Christensen made the comments in a speech to parliament on Wednesday, amid heightened tensions over national security issues and the threat posed by disaffected Australians attracted to the ideology of the Islamic State (Isis) militant group.
Shorten responded to the speech by calling on all members of parliament to play a constructive role at this time. He also criticised the Liberal senator Cory Bernardi for co-sponsoring a private bill to water down protections in the Racial Discrimination Act.
“The government’s used the term ‘team Australia’ a lot,” Shorten said on Thursday.
“I’m worried about the emergence of ‘team idiot’. Bernardi, Christensen … I don’t know what book they’re reading from but it’s not any book I want to pick up.
“I’ve got no time for high-handed extreme green tactics but let’s face it: this week our focus has been on national security and terrorism. I think they’re very unwise words from this chap; I don’t know if he’s just a headline hunter. I just caution that Australia’s got serious issues to deal with in the parliament and we don’t need an outbreak of ‘team idiot’.”

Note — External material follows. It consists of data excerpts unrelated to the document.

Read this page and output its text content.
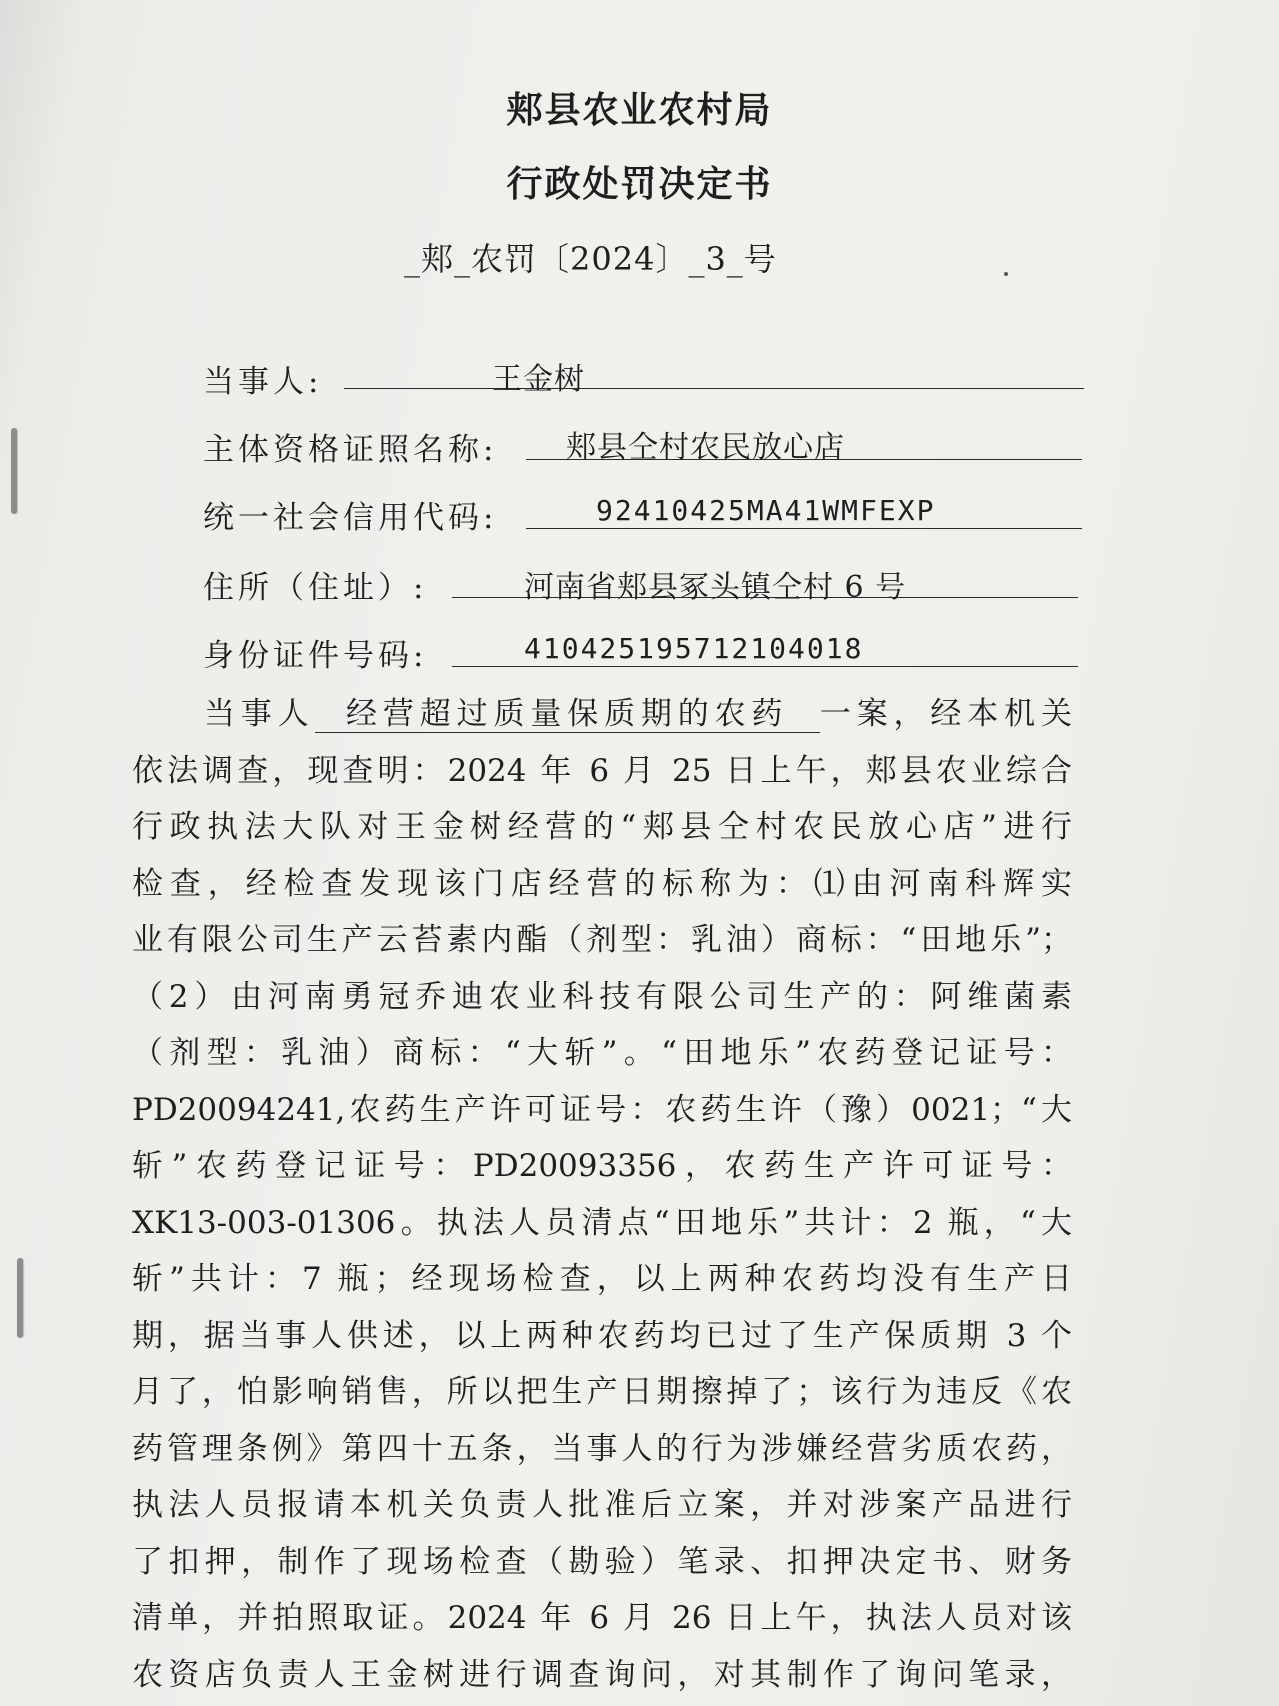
郏县农业农村局
行政处罚决定书
_郏_农罚〔2024〕_3_号
当事人:	王金树
主体资格证照名称: 郏县仝村农民放心店
统一社会信用代码:	92410425MA41WMFEXP
住所（住址）:	河南省郏县冢头镇仝村 6 号
身份证件号码:	410425195712104018
当事人 经营超过质量保质期的农药 一案，经本机关
依法调查，现查明：2024 年 6 月 25 日上午，郏县农业综合
行政执法大队对王金树经营的“郏县仝村农民放心店”进行
检查，经检查发现该门店经营的标称为：⑴由河南科辉实
业有限公司生产云苔素内酯（剂型：乳油）商标：“田地乐”；
（2）由河南勇冠乔迪农业科技有限公司生产的：阿维菌素
（剂型：乳油）商标：“大斩”。“田地乐”农药登记证号：
PD20094241,农药生产许可证号：农药生许（豫）0021；“大
斩”农药登记证号：PD20093356，农药生产许可证号：
XK13-003-01306。执法人员清点“田地乐”共计：2 瓶，“大
斩”共计：7 瓶；经现场检查，以上两种农药均没有生产日
期，据当事人供述，以上两种农药均已过了生产保质期 3 个
月了，怕影响销售，所以把生产日期擦掉了；该行为违反《农
药管理条例》第四十五条，当事人的行为涉嫌经营劣质农药，
执法人员报请本机关负责人批准后立案，并对涉案产品进行
了扣押，制作了现场检查（勘验）笔录、扣押决定书、财务
清单，并拍照取证。2024 年 6 月 26 日上午，执法人员对该
农资店负责人王金树进行调查询问，对其制作了询问笔录，
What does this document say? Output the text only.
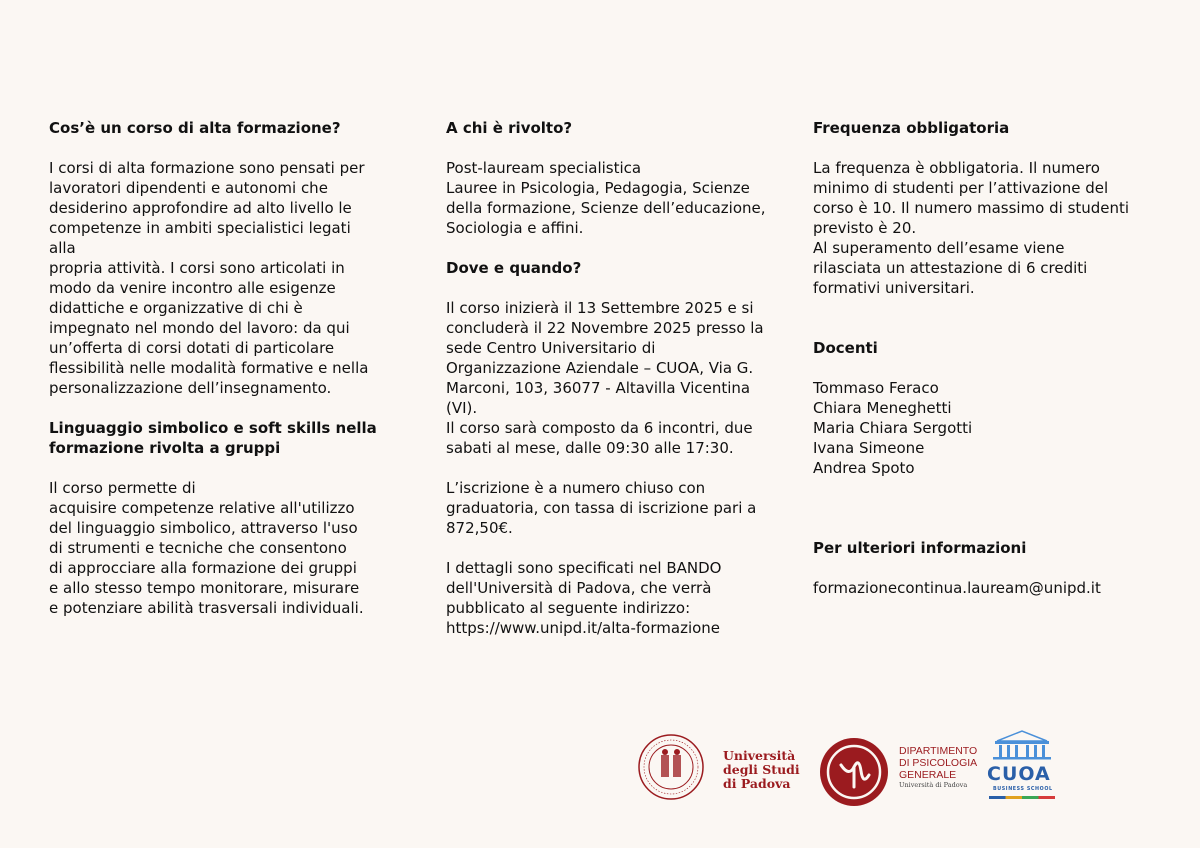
Cos’è un corso di alta formazione?

I corsi di alta formazione sono pensati per

lavoratori dipendenti e autonomi che

desiderino approfondire ad alto livello le

competenze in ambiti specialistici legati

alla

propria attività. I corsi sono articolati in

modo da venire incontro alle esigenze

didattiche e organizzative di chi è

impegnato nel mondo del lavoro: da qui

un’offerta di corsi dotati di particolare

flessibilità nelle modalità formative e nella

personalizzazione dell’insegnamento.

Linguaggio simbolico e soft skills nella
formazione rivolta a gruppi

Il corso permette di

acquisire competenze relative all'utilizzo

del linguaggio simbolico, attraverso l'uso

di strumenti e tecniche che consentono

di approcciare alla formazione dei gruppi

e allo stesso tempo monitorare, misurare

e potenziare abilità trasversali individuali.

A chi è rivolto?

Post-lauream specialistica

Lauree in Psicologia, Pedagogia, Scienze

della formazione, Scienze dell’educazione,

Sociologia e affini.

Dove e quando?

Il corso inizierà il 13 Settembre 2025 e si

concluderà il 22 Novembre 2025 presso la

sede Centro Universitario di

Organizzazione Aziendale – CUOA, Via G.

Marconi, 103, 36077 - Altavilla Vicentina

(VI).

Il corso sarà composto da 6 incontri, due

sabati al mese, dalle 09:30 alle 17:30.

L’iscrizione è a numero chiuso con

graduatoria, con tassa di iscrizione pari a

872,50€.

I dettagli sono specificati nel BANDO

dell'Università di Padova, che verrà

pubblicato al seguente indirizzo:

https://www.unipd.it/alta-formazione

Frequenza obbligatoria

La frequenza è obbligatoria. Il numero

minimo di studenti per l’attivazione del

corso è 10. Il numero massimo di studenti

previsto è 20.

Al superamento dell’esame viene

rilasciata un attestazione di 6 crediti

formativi universitari.

Docenti

Tommaso Feraco

Chiara Meneghetti

Maria Chiara Sergotti

Ivana Simeone

Andrea Spoto

Per ulteriori informazioni

formazionecontinua.lauream@unipd.it

Università
degli Studi
di Padova
DIPARTIMENTO
DI PSICOLOGIA
GENERALE
Università di Padova	CUOA
BUSINESS SCHOOL
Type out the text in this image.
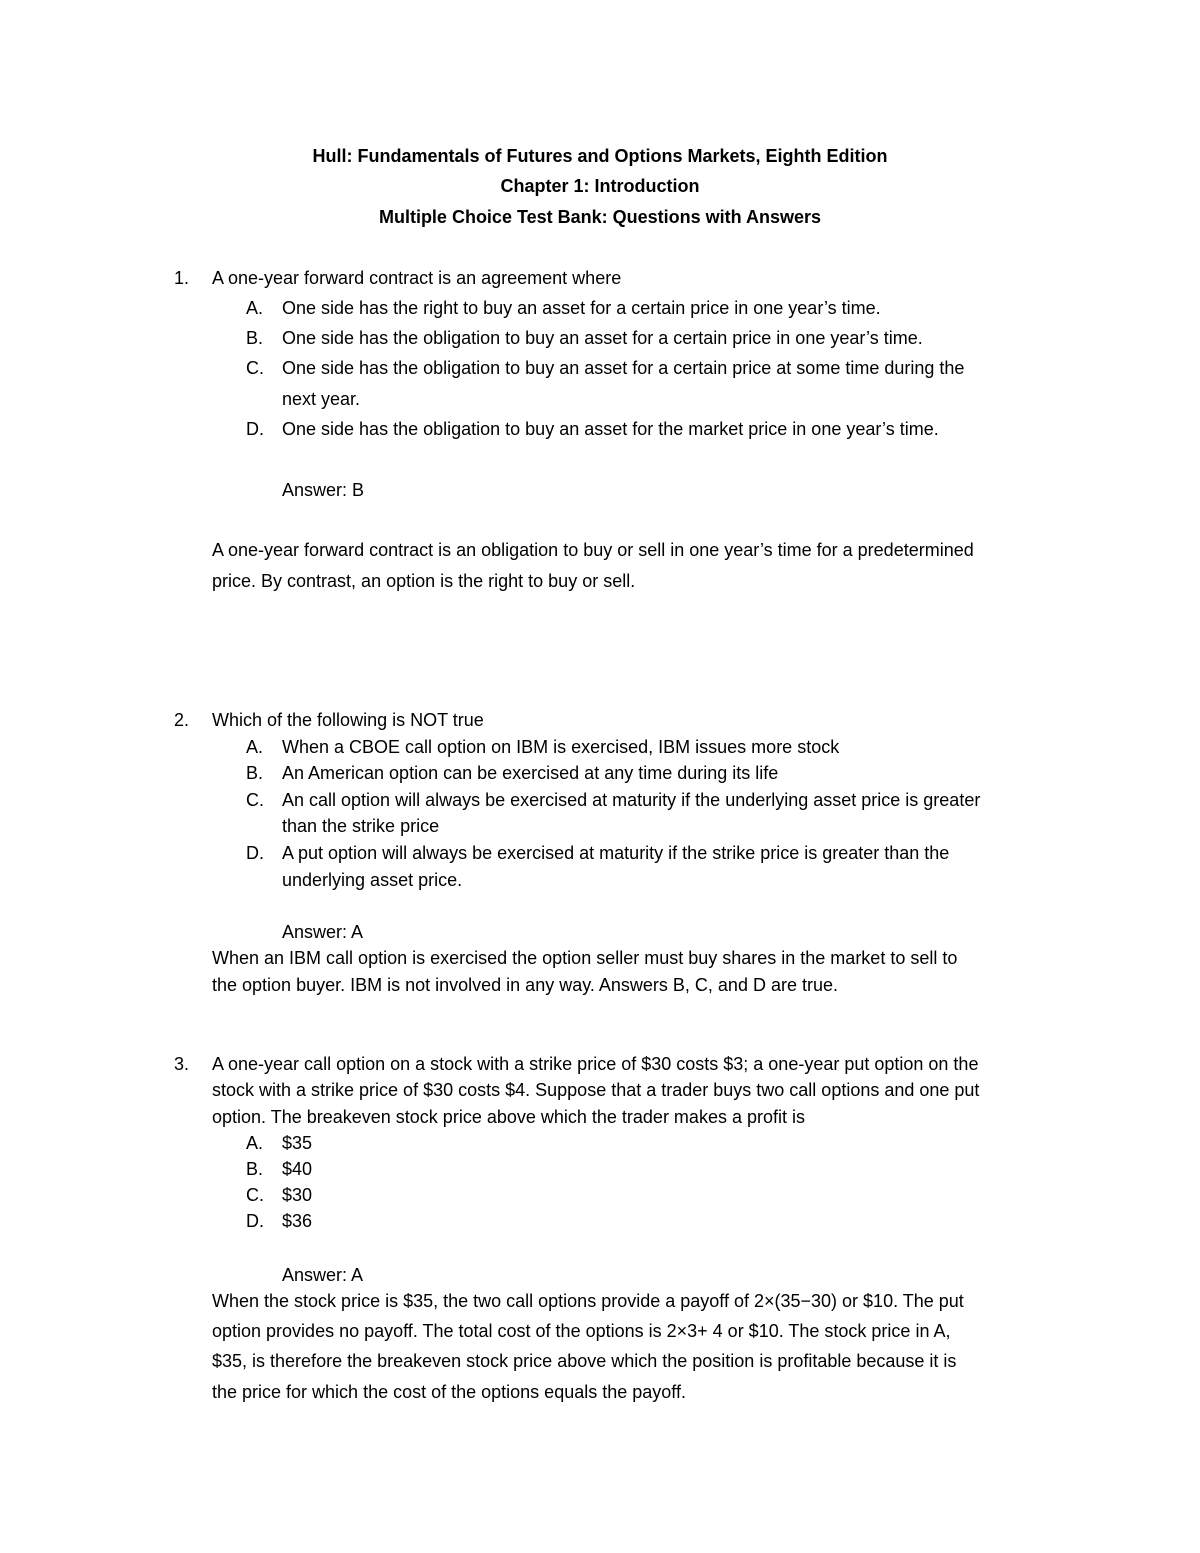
Hull: Fundamentals of Futures and Options Markets, Eighth Edition

Chapter 1: Introduction

Multiple Choice Test Bank: Questions with Answers

1. A one-year forward contract is an agreement where

A. One side has the right to buy an asset for a certain price in one year’s time.

B. One side has the obligation to buy an asset for a certain price in one year’s time.

C. One side has the obligation to buy an asset for a certain price at some time during the

next year.

D. One side has the obligation to buy an asset for the market price in one year’s time.

Answer: B

A one-year forward contract is an obligation to buy or sell in one year’s time for a predetermined

price. By contrast, an option is the right to buy or sell.

2. Which of the following is NOT true

A. When a CBOE call option on IBM is exercised, IBM issues more stock

B. An American option can be exercised at any time during its life

C. An call option will always be exercised at maturity if the underlying asset price is greater

than the strike price

D. A put option will always be exercised at maturity if the strike price is greater than the

underlying asset price.

Answer: A

When an IBM call option is exercised the option seller must buy shares in the market to sell to

the option buyer. IBM is not involved in any way. Answers B, C, and D are true.

3. A one-year call option on a stock with a strike price of $30 costs $3; a one-year put option on the

stock with a strike price of $30 costs $4. Suppose that a trader buys two call options and one put

option. The breakeven stock price above which the trader makes a profit is

A. $35

B. $40

C. $30

D. $36

Answer: A

When the stock price is $35, the two call options provide a payoff of 2×(35−30) or $10. The put

option provides no payoff. The total cost of the options is 2×3+ 4 or $10. The stock price in A,

$35, is therefore the breakeven stock price above which the position is profitable because it is

the price for which the cost of the options equals the payoff.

The Australian Marine Conservation Society called on Tony Abbott to discipline Christensen for the “appalling” comments, describing them as “deeply disturbing and totally unacceptable at any time, but more so given Australia’s heightened security environment”.
“The prime minister has been urging all Australians to remain calm in the face of increased terrorism threats,” said the society’s reef campaign director, Felicity Wishart.
“He needs to ensure his own MPs do not contribute to an environment of fear and aggression.”
In his speech, Christensen said: “The greatest terrorism threat in north Queensland, it is sad to say, comes from the extreme green movement. When I say ‘extreme greens’, I am not talking about ordinary community groups and individuals who genuinely care about and work to improve the environment or locals who have genuine concerns about local impacts of certain projects. What I am talking about are large, well funded, well organised eco-terrorists who use fear and blackmail to coerce government and the public into adopting their extreme political and ideological viewpoints.”
Christensen said eco-terrorists “would destroy our economy, our jobs and our way of life”.
They had “butchered the international tourism market for our greatest tourism attraction, not for the reef but for political ideology” and “threatened to kill off thousands more jobs in the resource industry”, he said.
“Today I put extreme greens on notice: north Queensland will not bow down to those eco-terrorists; north Queenslanders will defend their jobs and lifestyles and call out the gutless green grubs for the terrorists that they really are.”